Credit: K. CALVO/V&W/ IMAGEQUESTMARINE.COM

In most mammals, the cornea — the transparent part of the eye over the lens — has no blood vessels. This trait is obviously essential for optimal vision, but it also means the cornea is a useful experimental system for studying the factors that promote or inhibit the formation of blood vessels (angiogenesis). But why the cornea remains avascular despite the presence of the potent angiogenic factor VEGF-A and the proximity of other highly vascular tissues has remained unclear.

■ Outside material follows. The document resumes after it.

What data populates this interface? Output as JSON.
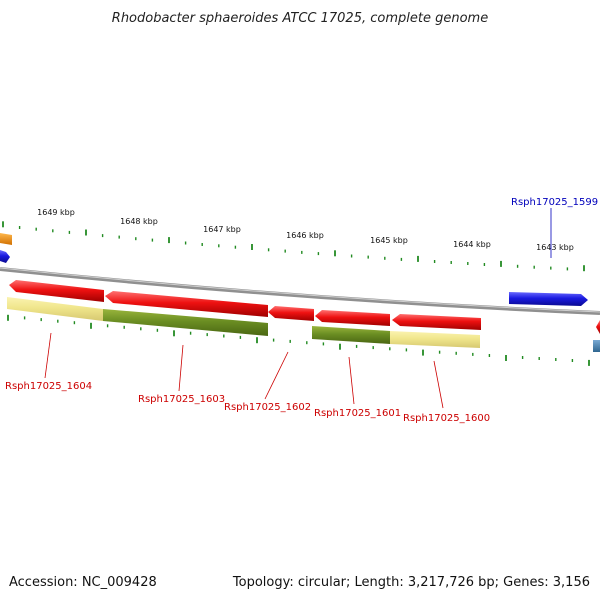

In this issue, B. K. Ambati et al. (Nature 443, 993–997; 2006) show that in the cornea a soluble receptor, called sflt-1, traps VEGF-A, stopping it from directing the formation of blood vessels. When the authors blocked expression of sflt-1 using a variety of approaches, they saw an increase in free VEGF-A and in corneal vascularization, demonstrating that sflt-1 maintains corneal avascularity.

Blood vessels form spontaneously in the corneas of certain mutant mouse strains, as well as in those of people who suffer from a condition known as aniridia as a result of a similar mutation. Ambati and colleagues show that in all these cases, corneal vascularization is accompanied by a deficiency in the expression of sflt-1. In the mice, injections of sflt-1 reduced the corneal vascularization.

The authors surveyed different mammalian species to see whether the close relationship between the presence of sflt-1 and an avascular cornea is evolutionarily conserved. Manatees (pictured) are the only known organism with uniformly vascularized corneas. They compensate for their impaired vision with highly developed sensory bristles that enable them to navigate and locate food. Manatees live primarily in turbid freshwater areas, and corneal vascularization may result from or protect against this environment. Interestingly, no sflt-1 expression was detected in manatee corneas, whereas those of dugongs (which belong to the order Sirenia, like manatees) and of elephants — the manatee's closest terrestrial relatives — all produced sflt-1.